If a strategy meets a goal: It's working. If a strategy meets a target: It's a success.
Michael PorterRead
As a multisport athlete, I was always fascinated with competition and how to win. At HBS and later at the Harvard Department of Economics, I was drawn to the field of competition and strategy because it tackles perhaps the most basic question in both business management and industrial economics: What determines corporate performance?
Interpretation
The quote reflects on the importance of understanding competition in achieving success in business.
Michael Porter emphasizes the significance of competition and strategy in the context of corporate performance. His experiences as a multisport athlete fueled his interest in competitive dynamics, leading him to explore how these concepts apply to business management and economics. The core idea is that understanding what drives competitive success can lead to better corporate outcomes.
In practice
This quote is perfect for a business seminar focused on competitive strategy.
If a strategy meets a goal: It's working. If a strategy meets a target: It's a success.
Health care historically has been a very siloed field that's organized around medical specialties - urology, cardiac surgery, and so forth - and around the supply of these specialty services. The patient is the ping-pong ball that moves from service to service.
In a period of economic downturn, the overwhelming instinct is to pare back, cut costs, and lay off. If you do that, do so with your strategy in mind. The worst mistake is to cut across the board. Instead, reconnect and recommit to a clear strategy that will distinguish yourself from others.
I think that, too many times, business has been seen as acting in its narrow self-interest rather than, essentially, contributing more broadly to society. I think a lot of that is unintentional; I don't think that many managers are deliberately trying to be unethical or are not trying to be sensitive to social needs.
If your goal is anything but profitability - if it's to be big, or to grow fast, or to become a technology leader - you'll hit problems.

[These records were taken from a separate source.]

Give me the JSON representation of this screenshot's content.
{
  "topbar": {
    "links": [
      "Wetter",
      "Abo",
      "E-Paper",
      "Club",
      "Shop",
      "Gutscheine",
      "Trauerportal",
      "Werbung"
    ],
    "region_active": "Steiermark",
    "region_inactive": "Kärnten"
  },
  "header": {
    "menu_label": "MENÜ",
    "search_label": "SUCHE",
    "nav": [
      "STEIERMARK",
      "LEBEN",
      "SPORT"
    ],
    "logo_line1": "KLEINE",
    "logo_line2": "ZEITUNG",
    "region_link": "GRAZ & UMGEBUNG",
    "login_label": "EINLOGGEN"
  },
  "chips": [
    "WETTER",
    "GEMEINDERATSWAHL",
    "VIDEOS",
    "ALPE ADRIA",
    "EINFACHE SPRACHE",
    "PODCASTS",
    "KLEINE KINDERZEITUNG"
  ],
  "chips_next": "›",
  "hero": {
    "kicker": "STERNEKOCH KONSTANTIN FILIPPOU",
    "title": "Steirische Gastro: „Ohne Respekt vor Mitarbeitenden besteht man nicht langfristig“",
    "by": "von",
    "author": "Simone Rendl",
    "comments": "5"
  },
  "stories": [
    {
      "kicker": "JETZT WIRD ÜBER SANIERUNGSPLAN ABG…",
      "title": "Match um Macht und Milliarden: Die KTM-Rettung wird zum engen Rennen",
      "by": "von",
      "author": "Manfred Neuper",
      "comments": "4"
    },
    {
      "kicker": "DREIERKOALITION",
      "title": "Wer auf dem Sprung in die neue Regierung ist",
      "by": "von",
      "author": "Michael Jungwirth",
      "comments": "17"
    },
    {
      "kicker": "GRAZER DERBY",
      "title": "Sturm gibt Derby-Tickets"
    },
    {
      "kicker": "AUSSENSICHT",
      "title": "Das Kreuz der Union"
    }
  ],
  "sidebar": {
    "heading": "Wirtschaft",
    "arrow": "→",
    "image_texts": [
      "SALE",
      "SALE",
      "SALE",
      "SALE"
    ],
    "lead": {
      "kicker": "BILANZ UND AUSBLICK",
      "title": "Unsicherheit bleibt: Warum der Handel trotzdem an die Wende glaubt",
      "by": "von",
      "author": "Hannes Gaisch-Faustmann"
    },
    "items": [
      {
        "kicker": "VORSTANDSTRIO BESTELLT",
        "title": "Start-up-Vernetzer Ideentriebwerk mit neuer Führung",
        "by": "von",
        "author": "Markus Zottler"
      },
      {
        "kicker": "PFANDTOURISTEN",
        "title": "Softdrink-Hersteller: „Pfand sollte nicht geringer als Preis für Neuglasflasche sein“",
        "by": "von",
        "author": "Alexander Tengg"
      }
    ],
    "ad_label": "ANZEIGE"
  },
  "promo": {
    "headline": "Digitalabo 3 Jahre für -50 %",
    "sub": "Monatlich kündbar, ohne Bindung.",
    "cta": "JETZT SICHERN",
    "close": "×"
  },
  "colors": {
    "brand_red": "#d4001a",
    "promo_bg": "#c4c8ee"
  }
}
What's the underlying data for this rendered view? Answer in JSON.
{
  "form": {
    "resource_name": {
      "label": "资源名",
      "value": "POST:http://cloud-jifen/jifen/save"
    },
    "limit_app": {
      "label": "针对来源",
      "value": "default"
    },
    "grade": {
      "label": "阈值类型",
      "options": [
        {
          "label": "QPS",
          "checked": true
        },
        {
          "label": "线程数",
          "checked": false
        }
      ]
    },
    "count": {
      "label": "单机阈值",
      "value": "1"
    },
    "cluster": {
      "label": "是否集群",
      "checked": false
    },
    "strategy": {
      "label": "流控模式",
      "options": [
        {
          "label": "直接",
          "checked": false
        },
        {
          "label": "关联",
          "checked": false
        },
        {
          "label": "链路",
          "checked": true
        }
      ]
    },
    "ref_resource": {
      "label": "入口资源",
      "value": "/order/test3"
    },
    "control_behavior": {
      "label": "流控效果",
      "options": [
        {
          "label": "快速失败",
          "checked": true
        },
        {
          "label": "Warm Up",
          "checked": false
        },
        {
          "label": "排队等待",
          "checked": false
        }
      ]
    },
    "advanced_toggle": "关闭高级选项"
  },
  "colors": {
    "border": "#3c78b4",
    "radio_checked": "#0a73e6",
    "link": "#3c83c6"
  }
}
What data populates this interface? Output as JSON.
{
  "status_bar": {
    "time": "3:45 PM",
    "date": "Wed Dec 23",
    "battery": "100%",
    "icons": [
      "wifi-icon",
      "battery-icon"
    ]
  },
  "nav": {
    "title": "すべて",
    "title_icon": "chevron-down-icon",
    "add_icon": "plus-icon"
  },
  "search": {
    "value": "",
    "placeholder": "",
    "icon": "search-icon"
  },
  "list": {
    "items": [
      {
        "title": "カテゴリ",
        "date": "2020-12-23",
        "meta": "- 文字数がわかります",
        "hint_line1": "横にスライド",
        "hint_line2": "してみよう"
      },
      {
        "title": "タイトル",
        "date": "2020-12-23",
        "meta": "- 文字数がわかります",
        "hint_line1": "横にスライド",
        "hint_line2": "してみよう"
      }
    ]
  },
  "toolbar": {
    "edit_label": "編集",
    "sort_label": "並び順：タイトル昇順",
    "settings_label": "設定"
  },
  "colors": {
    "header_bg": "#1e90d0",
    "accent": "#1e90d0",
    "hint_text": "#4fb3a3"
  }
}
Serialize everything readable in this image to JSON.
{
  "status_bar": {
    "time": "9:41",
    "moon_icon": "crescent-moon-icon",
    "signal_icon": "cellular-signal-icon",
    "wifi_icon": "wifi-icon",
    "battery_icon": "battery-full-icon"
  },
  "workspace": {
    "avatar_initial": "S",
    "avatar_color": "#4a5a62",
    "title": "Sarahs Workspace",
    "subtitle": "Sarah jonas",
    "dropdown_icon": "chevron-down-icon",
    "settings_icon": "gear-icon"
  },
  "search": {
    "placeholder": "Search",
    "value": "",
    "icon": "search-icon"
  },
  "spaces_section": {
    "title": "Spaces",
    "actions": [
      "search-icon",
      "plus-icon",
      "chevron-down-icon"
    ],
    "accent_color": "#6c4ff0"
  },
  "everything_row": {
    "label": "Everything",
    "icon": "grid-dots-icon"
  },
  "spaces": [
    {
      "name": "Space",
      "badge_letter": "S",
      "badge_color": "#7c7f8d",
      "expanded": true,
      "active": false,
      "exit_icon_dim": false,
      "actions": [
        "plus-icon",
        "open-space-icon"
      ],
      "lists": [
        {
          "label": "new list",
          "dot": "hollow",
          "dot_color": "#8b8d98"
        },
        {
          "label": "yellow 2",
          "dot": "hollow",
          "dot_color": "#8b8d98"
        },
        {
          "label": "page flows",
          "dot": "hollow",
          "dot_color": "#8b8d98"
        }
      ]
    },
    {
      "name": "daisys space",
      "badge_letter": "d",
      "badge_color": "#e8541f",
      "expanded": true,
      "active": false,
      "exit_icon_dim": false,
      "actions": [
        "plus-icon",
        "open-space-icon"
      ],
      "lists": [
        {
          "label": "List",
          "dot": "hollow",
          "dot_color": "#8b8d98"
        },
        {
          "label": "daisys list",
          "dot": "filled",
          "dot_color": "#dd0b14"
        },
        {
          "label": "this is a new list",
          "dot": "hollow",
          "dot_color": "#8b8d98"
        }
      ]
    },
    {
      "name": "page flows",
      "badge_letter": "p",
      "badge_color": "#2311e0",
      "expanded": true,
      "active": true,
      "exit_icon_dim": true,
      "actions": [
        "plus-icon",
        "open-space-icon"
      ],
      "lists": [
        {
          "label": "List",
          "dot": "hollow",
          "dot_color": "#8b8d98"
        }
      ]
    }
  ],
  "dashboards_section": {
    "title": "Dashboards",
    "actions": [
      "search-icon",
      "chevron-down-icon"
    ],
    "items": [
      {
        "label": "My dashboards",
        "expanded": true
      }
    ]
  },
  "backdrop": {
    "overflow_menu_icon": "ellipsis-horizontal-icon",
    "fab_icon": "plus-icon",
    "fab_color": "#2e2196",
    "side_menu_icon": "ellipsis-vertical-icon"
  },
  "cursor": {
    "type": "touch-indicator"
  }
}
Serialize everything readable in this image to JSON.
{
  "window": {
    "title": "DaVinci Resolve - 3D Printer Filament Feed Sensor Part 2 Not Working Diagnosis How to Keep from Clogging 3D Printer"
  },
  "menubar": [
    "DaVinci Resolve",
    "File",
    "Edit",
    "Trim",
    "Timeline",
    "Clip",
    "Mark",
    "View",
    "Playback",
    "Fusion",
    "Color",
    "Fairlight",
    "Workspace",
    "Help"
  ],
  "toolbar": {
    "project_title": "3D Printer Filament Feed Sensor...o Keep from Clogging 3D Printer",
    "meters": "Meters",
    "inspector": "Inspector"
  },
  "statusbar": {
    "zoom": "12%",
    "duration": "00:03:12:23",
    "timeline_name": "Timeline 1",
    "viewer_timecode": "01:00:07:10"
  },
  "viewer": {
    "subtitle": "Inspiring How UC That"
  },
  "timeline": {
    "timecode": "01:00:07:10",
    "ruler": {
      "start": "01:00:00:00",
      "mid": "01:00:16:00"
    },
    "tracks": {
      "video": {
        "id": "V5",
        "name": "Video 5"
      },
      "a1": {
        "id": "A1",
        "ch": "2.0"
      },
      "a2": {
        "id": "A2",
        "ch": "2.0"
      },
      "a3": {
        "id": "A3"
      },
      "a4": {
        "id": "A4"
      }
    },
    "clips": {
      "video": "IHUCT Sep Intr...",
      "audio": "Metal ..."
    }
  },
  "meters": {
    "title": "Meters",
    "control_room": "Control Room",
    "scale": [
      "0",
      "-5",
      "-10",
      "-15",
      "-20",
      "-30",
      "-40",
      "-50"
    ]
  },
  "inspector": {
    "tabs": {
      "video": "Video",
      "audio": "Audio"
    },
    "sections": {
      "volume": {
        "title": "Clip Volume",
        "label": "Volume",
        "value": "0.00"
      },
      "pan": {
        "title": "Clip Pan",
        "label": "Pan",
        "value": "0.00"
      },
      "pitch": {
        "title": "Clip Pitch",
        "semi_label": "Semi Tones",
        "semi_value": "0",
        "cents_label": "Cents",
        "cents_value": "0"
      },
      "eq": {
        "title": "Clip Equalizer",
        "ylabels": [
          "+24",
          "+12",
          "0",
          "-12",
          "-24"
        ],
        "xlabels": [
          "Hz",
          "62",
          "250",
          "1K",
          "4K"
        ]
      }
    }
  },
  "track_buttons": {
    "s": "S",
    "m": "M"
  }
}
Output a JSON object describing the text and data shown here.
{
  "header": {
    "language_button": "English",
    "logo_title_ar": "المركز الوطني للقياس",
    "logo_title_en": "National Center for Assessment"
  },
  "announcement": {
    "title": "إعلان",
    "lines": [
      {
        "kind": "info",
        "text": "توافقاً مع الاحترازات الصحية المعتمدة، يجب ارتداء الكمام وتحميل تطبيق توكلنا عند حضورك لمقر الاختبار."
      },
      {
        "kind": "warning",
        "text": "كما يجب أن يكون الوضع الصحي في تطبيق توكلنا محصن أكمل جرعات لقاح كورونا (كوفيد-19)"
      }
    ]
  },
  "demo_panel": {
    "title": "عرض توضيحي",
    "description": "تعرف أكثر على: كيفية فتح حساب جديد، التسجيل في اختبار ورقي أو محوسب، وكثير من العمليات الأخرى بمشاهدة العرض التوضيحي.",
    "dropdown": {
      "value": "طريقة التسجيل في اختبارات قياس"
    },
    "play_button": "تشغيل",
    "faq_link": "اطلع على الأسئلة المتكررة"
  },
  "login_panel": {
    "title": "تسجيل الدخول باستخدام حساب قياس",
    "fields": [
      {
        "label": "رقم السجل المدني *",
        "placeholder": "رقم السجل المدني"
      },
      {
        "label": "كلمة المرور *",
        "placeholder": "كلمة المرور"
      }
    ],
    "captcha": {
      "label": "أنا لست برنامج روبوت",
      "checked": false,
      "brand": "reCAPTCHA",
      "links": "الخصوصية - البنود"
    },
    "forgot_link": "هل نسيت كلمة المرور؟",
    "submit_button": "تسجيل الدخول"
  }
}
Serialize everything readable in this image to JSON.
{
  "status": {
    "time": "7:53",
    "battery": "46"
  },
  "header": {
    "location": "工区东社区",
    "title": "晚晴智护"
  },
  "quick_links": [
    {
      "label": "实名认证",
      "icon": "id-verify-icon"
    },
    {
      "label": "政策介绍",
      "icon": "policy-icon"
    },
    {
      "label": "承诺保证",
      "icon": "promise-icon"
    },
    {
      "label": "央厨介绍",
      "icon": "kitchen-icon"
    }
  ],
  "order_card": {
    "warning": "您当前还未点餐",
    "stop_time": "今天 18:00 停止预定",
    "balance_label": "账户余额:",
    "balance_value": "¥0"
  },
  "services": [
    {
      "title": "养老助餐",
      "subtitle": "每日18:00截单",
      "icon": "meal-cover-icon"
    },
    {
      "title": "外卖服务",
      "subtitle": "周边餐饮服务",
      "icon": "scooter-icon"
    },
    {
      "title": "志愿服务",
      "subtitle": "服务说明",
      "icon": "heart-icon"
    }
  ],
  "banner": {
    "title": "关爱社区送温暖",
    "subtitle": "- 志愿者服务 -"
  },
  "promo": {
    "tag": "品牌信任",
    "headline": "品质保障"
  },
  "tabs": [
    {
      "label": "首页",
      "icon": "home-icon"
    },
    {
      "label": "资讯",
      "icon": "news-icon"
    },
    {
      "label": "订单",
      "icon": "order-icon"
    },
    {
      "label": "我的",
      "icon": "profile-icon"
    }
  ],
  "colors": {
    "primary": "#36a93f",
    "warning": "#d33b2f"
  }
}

You can't have a healthy society unless you have healthy companies that are making a profit, that are employing people and that are growing.
Growth makes management easier. In particular, it makes making labor concessions seem easy. It's when growth stops because you're being disrupted that managing becomes really, really hard, and as a result, most disrupted companies simply disappear.
CEOs are paid for doing a terrible job. If the system wasn't so messed up, guys like me wouldn't make this kind of money.
The intersection of psychology and business is typically seen as being as congested, stressful, and emotionally barren as a peak commute traffic day on the L.A. freeways. But, thankfully, we live in an era in which neuroscientists are teaching us about the malleability of our brain and the emotionally contagious nature of our workplaces.
When we first started our internet company, 'China Pages', in 1995, and we were just making home pages for a lot of Chinese companies. We went to the big owners, the big companies, and they didn't want to do it. We go to state-owned companies, and they didn't want to do it. Only the small and medium companies really want to do it.
I strongly believe the business of a business is to improve the world.
Screw the competition - focus on good customer service.